During the past decade, MnDOT has been developing solar projects and actively pursuing cost-effective energy-efficiency measures. Among the potentially effective innovations the agency has considered is adding solar panels to noise barriers and snow fences, transforming these single-function installations to multifunction installations. The electricity generated from this practice could offset installation costs and eventually generate revenue for other purposes.
MnDOT has hundreds of noise barriers and the need for thousands of miles of snow fencing. The surfaces of these structures could accommodate more than 1,000 300-watt solar panels per mile, which could potentially generate hundreds of thousands of kilowatt-hours of energy each year for each mile of panels. This energy gain has the potential to reduce some of the installation cost of these structures through power purchase agreements with utility companies and produce a possible surplus after several years.
“Minnesota’s long miles of snow fences and hundreds of noise barriers could be doing double duty, performing their first function while harvesting solar energy simultaneously. This project’s comprehensive investigations show that possibility is real and reachable,” said Mijia Yang, associate professor, Department of Civil, Construction and Environmental Engineering, North Dakota State University.
More information was needed by MnDOT about implementing this concept, including public perceptions, system design, connections to public utilities and cost–benefit projections.
What Was Our Goal?
The project’s goal was to investigate the feasibility of installing photovoltaic (PV) panels on noise barriers and snow fences as add-on pieces or in integrated designs. The project’s overall objective was to provide a comprehensive proof of concept to determine if the idea was sound—socially, economically and functionally—and a reasonable route for MnDOT and local agencies to take.
What Did We Do?
According to the Federal Highway Administration, using the highway right of way for public utilities facilities is in the public interest. Consequently, many states have implemented PV demonstration projects, which researchers examined through a literature search of PV projects completed by transportation agencies.
To learn stakeholders’ opinion of using PV panels with noise barriers and snow fences, researchers distributed online surveys to members of more than 50 households familiar with noise barrier walls and representatives from 21 utility companies. They also interviewed 20 landowners with farmland where snow fences could be installed.
The research team then constructed a prototype solar noise barrier and snow fence system. Because the system would be near traffic and could influence safety, researchers conducted laboratory testing and computer modeling to investigate the possible effects of these systems and regulatory aspects of implementation, including:
- Effect of solar panels on noise barrier performance
- Potential for glare from the solar panels, which could hinder motorists
- Change in the effectiveness of PV snow fence in reducing blowing and drifting snow
- Impact on traffic safety resulting from vehicle collisions with solar panels
- Potential electrical hazards to motorists involved in a crash with a solar highway system
The team developed a system of electrical connections between panels. To attach the system to the power grid, they designed a controller and inverter system to convert the system’s DC voltage to an AC charge usable by the local utility company. Researchers also created a cost–benefit model to calculate breakeven points for the system under various scenarios.
What Did We Learn?
The literature search revealed that many states have installed PV demonstration projects, and PV panels on noise barriers have been investigated in Europe, but researchers found no projects resembling this effort.

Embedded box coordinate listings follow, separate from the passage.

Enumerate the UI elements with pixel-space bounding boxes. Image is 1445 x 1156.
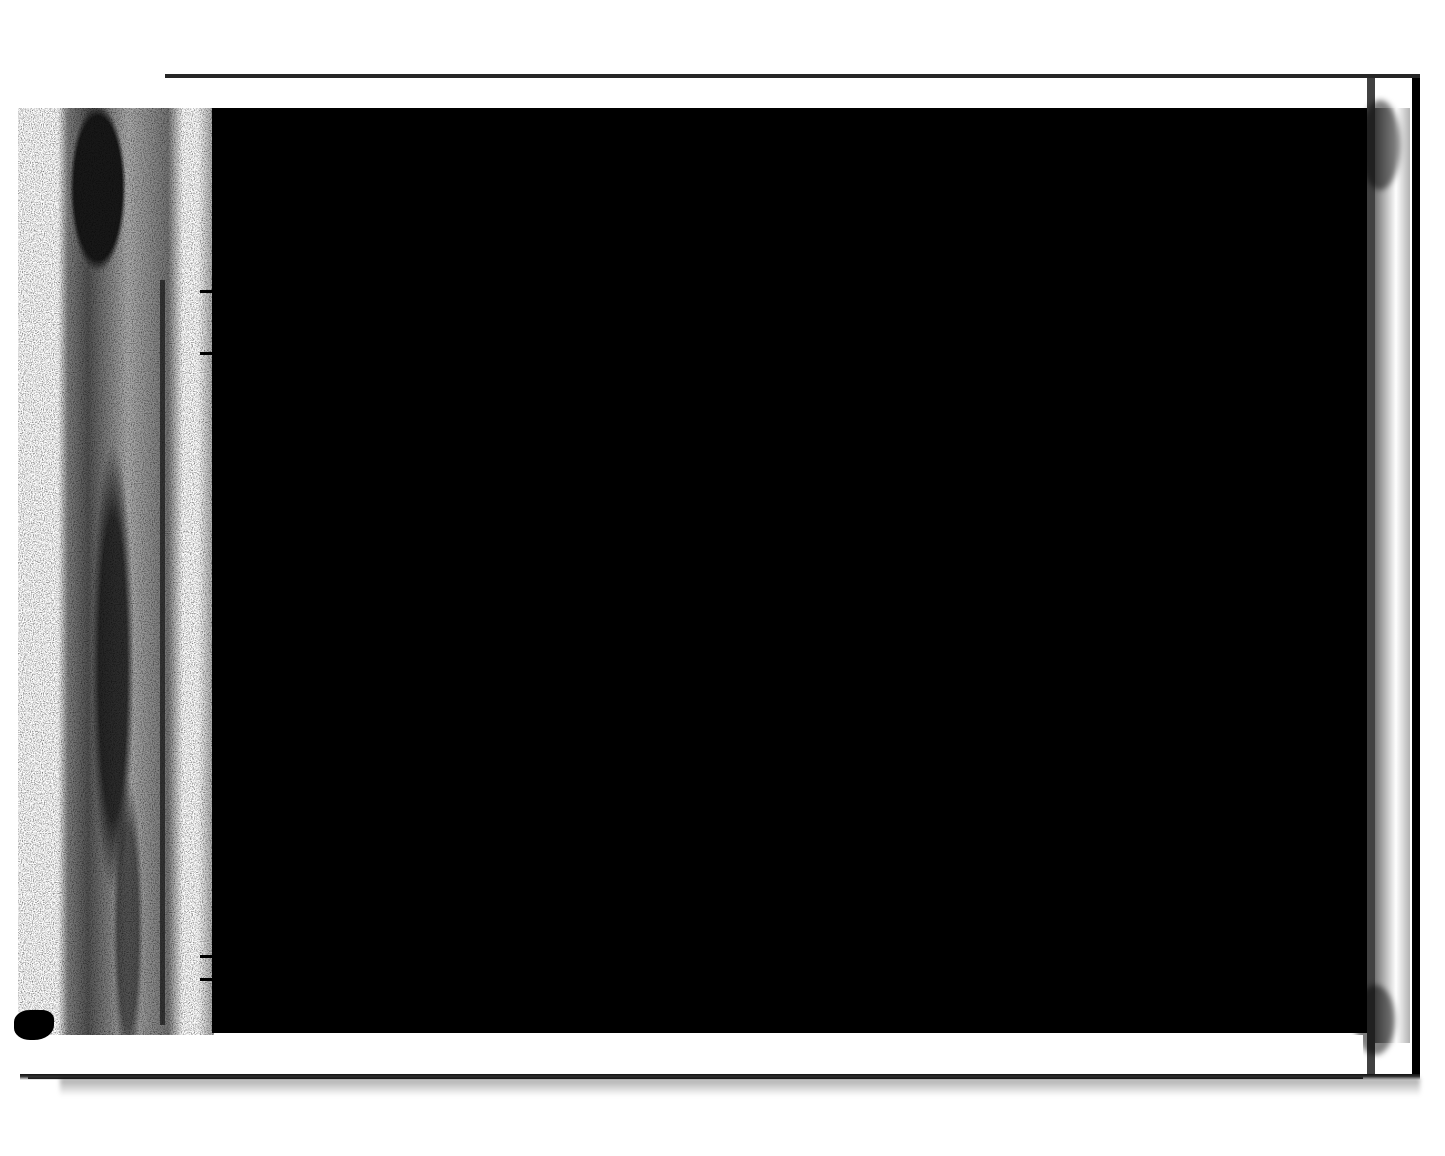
frame-right-outer-edge bbox=[1412, 78, 1420, 1076]
frame-notch-mark bbox=[200, 978, 214, 981]
frame-bottom-shadow bbox=[60, 1078, 1420, 1096]
film-frame-canvas bbox=[0, 0, 1445, 1156]
frame-right-grunge-edge bbox=[1375, 108, 1410, 1043]
frame-left-noise-texture bbox=[18, 108, 214, 1036]
frame-notch-mark bbox=[200, 955, 214, 958]
frame-right-inner-edge bbox=[1367, 78, 1375, 1076]
frame-left-edge-line bbox=[160, 280, 165, 1025]
frame-notch-mark bbox=[200, 290, 214, 293]
frame-bottom-bar bbox=[28, 1035, 1363, 1079]
black-image-field bbox=[212, 108, 1367, 1033]
frame-top-rule bbox=[165, 74, 1420, 78]
frame-notch-mark bbox=[200, 352, 214, 355]
frame-corner-grunge bbox=[14, 1010, 54, 1040]
frame-corner-grunge bbox=[1360, 100, 1400, 190]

The surveys showed the general public was overwhelmingly positive about the concept (90%); however, that percentage dropped to about half if solar panels reduced noise barrier effectiveness.
“Harvesting solar energy from right of way structures was shown to be within our reach through this project, which asked and answered important questions and showed a clear path forward,” said Daniel Gullickson, blowing snow control supervisor, MnDOT Operations Division.
Testing showed that the prototype performed its functions seamlessly as it also gathered solar energy to convey to the power grid. Computer modeling of PV panels on noise barriers showed the noise dampening effect of barriers would be reduced only 2%. A simulation of sunlight glaring revealed a minimum of glare (373 minutes per year) for the system. In addition, fluid analysis of snow motion indicated that terrain most affected performance, not the solar panels. In the lab, low- and high-velocity impacts to the PV panels recorded with a high-resolution camera showed that fragments from broken panels moved relatively slowly and did not pose a safety hazard to travelers. Further, the system was not an electrocution hazard.
The team’s cost–benefit analysis indicated that in some installations, the system could reach the breakeven point in less than a year.
Researchers would like to build a quarter mile of solar snow fence near Moorhead, Minnesota, with the help of MnDOT engineers if the agency approves the project. Implementing the current project’s findings will require collaboration across the agency to understand the technical, regulatory and environmental aspects.